Member of the Indiana House of Representatives from the 88th district
- Incumbent
- Assumed office August 26, 2020
- Preceded by: Brian Bosma

Personal details
- Born: 1978 or 1979 (age 46–47) Hamilton County, Indiana, U.S.
- Party: Republican
- Spouse: Karen
- Children: 2
- Education: Oklahoma Baptist University (BA) George Washington University (JD)

Military service
- Branch/service: United States Navy
- Unit: United States Navy Reserve

= Chris Jeter =

American attorney and politician

Chris Jeter (born 1978/1979) is an American attorney and politician serving as a member of the Indiana House of Representatives from the 88th district. He assumed office on August 26, 2020.
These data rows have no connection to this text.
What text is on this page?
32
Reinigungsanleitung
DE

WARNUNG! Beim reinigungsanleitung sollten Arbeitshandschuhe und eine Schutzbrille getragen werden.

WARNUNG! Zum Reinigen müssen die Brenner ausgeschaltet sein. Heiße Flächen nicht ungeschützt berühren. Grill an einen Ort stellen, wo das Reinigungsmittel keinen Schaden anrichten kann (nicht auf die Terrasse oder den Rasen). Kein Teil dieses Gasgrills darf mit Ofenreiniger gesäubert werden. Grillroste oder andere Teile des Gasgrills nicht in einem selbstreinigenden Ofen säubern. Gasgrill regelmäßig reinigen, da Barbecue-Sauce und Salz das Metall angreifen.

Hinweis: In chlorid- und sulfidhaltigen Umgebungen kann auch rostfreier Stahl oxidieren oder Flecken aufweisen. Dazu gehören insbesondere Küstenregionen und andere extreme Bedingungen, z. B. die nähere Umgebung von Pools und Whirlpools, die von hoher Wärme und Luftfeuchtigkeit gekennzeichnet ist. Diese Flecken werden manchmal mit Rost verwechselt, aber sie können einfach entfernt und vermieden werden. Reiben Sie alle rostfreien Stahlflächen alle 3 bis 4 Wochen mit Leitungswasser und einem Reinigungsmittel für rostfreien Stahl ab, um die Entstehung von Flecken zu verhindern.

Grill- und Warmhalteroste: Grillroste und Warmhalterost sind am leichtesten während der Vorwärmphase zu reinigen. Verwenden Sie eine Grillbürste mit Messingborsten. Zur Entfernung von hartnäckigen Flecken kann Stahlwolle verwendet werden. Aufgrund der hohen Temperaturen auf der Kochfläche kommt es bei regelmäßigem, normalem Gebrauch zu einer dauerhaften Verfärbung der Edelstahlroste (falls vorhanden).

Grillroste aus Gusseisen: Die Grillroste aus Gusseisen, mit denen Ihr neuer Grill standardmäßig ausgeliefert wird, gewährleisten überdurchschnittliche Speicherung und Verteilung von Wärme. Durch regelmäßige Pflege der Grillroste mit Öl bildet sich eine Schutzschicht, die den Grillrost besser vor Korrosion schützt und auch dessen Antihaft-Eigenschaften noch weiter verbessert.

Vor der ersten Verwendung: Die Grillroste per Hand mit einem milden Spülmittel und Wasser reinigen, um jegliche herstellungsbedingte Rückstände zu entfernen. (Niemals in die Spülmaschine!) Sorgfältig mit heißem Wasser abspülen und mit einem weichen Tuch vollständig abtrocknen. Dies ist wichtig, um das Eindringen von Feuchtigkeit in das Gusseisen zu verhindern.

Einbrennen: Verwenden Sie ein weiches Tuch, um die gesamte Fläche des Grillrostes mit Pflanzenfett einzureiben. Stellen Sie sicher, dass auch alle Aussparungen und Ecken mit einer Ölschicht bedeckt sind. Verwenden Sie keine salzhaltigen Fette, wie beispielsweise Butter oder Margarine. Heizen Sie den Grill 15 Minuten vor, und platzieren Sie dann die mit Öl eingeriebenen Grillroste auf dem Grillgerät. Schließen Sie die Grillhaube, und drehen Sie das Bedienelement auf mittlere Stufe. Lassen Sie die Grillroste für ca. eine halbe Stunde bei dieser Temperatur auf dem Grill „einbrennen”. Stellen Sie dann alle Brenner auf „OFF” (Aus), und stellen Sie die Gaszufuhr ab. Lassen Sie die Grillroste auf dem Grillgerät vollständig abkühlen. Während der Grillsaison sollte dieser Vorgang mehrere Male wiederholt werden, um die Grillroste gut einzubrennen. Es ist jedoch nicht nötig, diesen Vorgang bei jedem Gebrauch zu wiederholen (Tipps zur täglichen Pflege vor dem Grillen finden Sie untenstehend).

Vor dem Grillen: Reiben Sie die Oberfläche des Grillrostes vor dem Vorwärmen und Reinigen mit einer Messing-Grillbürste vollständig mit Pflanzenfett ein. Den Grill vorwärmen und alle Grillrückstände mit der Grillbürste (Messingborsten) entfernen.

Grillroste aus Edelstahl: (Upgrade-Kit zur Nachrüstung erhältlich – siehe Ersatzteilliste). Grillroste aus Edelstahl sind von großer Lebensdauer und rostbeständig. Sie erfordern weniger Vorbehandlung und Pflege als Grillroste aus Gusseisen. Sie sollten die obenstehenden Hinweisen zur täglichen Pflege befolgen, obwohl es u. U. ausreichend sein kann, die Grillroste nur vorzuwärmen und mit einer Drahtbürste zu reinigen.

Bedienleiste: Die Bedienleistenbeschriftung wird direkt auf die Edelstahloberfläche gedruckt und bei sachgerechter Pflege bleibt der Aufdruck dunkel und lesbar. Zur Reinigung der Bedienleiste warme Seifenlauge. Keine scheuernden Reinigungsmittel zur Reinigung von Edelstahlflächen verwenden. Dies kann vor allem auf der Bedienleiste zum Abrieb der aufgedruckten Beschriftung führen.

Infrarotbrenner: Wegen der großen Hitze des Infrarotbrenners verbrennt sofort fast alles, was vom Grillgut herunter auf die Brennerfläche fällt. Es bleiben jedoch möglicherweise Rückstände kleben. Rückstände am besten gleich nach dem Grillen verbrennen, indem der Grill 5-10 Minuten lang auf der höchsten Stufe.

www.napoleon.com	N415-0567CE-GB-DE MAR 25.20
== Early life and education ==
Born and raised in Hamilton County, Indiana, Jeter attended Hamilton Southeastern High School. He earned a Bachelor of Arts degree in communication and media studies from Oklahoma Baptist University and a Juris Doctor from the George Washington University Law School.

== Career ==
Jeter served in the United States Navy Reserve for seven years, including as a legal advisor in the United States Navy Judge Advocate General's Corps. He later served as a law clerk in the Delaware Attorney General's Office. Jeter worked as an associate for Barnes & Thornburg and as a founding partner of Massillamany Jeter and Carson. He was elected to the Indiana House of Representatives in 2020.